Plus vous avez nettoyé et évacué, plus vous intégrez ces puissantes énergies de transition. Ce ne sont pas des énergies de transformation, ce sont des énergies de transmutation.

Nous aimerions aussi vous dire ceci: il ne faut absolument pas faire de la boulimie spirituelle !

Lorsque vous absorbez de la nourriture solide, il faut un temps de la digestion. Avant de prendre un deuxième repas, il est nécessaire que vous ayez digéré le premier ! Au niveau de la spiritualité il en est exactement de même, sauf que les énergies ne sont pas quelque chose de solide comme les aliments que vous absorbez.

Vous ne vous rendez absolument pas compte de ce que peuvent représenter les énergies que votre Terre et tout ce qui vit reçoivent actuellement ! Comme nous vous l’avons déjà dit, chacun les intègre en fonction de son évolution et en fonction de façon dont il a préparé le « terrain ».

Evitez de faire de la boulimie spirituelle en voulant aller trop vite ! A partir du moment où vous avez intégré une énergie, que vous en soyez conscients ou non, il faut la digérer ; tout doit se faire par palier. A vouloir aller trop vite, vous pouvez parfois « manquer une marche » et au lieu d’avancer vous pouvez un petit peu reculer. Nous disons bien : un petit peu reculer !

Actuellement, vous avez tous beaucoup avancé au niveau de la conscience et votre corps de matière a un tout petit peu plus de mal à suivre votre envol. Cet envol est la conséquence de votre lâcher prise, de votre acceptation de ce qu’est l’autre, de l’acceptation de ce que vous êtes, de l’Amour que vous offrez, de tout ce que vous offrez à ceux qui vous entourent. Vous ne vous en rendez compte, mais il y a une accélération !

Ne soyez surtout pas désolés s’il y a des moments pendant lesquels vous avez l’impression que vous n’avancez plus. Cela signifie que votre corps doit digérer ces nouvelles énergies, cette élévation de la conscience ; lorsqu’il les aura totalement digérées, vous verrez que vous aurez encore et encore plus envie d’avancer, et ce que vous ferez sera encore mieux fait.

Nous vous disons souvent que vous n’avez plus beaucoup de temps.
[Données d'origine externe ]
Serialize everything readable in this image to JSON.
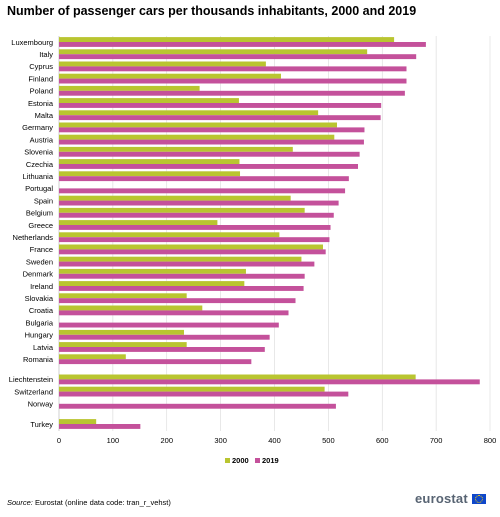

Nous aimerions dire également : prenez tout de même le temps qui est nécessaire à votre évolution, au cheminement extraordinaire que vous faites.

Vouloir aller trop vite, lorsque vous sentez que vous vous envolez et que tout se passe merveilleusement bien en vous, vouloir accélérer le mouvement ne vous fera pas aller beaucoup plus vite, cela pourra même vous freiner ! »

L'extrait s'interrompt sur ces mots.